Hampshire also offers Shorbreaks, Gateway card which funds 1 to 1 support in mainstream activities, which we have also used.  This has had mixed results.  They also give funding to groups like The Zone.  This is why I shared the petition to stop the cuts to Shortbreaks funding as it helps us as a family do things that other families would take for granted. 

There are specific disability play scheme offers too.  My son is currently using Rushmoor and East Hants Kids scheme, for ages 8+ and has really enjoyed the days out (once we finally manage to get him on the bus).  We also go to the monthly swimming fun sessions with Disability Challengers.  Our children really enjoy this and its a great chance to just have fun together as a family. 

We have also been to the Lions fun-fest fun day which is for families with disabled children.  This is held yearly but my children have loved all the fun games and rides.  We have also done craft activities for families with disabled children organised by PAGS.

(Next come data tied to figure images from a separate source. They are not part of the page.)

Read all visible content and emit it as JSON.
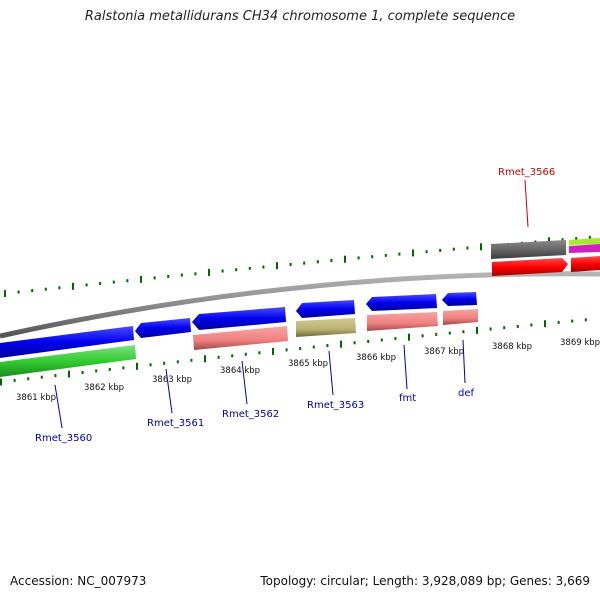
{
  "title": "Ralstonia metallidurans CH34 chromosome 1, complete sequence",
  "footer": {
    "accession": "Accession: NC_007973",
    "summary": "Topology: circular; Length: 3,928,089 bp; Genes: 3,669"
  },
  "ruler": [
    "3861 kbp",
    "3862 kbp",
    "3863 kbp",
    "3864 kbp",
    "3865 kbp",
    "3866 kbp",
    "3867 kbp",
    "3868 kbp",
    "3869 kbp"
  ],
  "gene_labels": [
    "Rmet_3560",
    "Rmet_3561",
    "Rmet_3562",
    "Rmet_3563",
    "fmt",
    "def",
    "Rmet_3566"
  ],
  "colors": {
    "blue_gene": "#0000ee",
    "green_gene": "#33cc33",
    "pink_gene": "#f08080",
    "olive_gene": "#b8b070",
    "red_gene": "#ff0000",
    "gray_gene": "#666666",
    "label_blue": "#0000aa",
    "label_red": "#cc0000",
    "tick_green": "#006600"
  }
}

So whilst I do miss the beautiful beaches and our lovely friends from Bournemouth and Poole, there is plenty to keep us busy here!

1 comment:

  1. sound wonderful. we have and still are really struggling in Devon - defo could not afford to re-locate - we get direct payments for Clive to do activities which has really helped. Childminders in the area wont take our kids - play schemes struggle - Clive is in Beavers but I am now a leader (they would not allow enablers) - we get no break no rest - we have tried to get him into a disability play scheme but they are full this summer and very very expensive. - Devon like to main stream if poss - we are lucky the primary he is currently in includes him in everything but secondary is looming and very worrying - Blake starts school in sept - we got him statmented but it has been hell and obtaining speech therapy has been a mightmare. Have been loosing pacience a lot this summer and a few days ago dropped a drink and totally lost the plot so fed up could not do anything just cried... We had Clive's diagnosis 3 yrs ago now. Blake we are still moving slowly towards narrowing things down. Am glad you have found a good deal in Hampshire - they were really good for Dyslexia when I was a kid.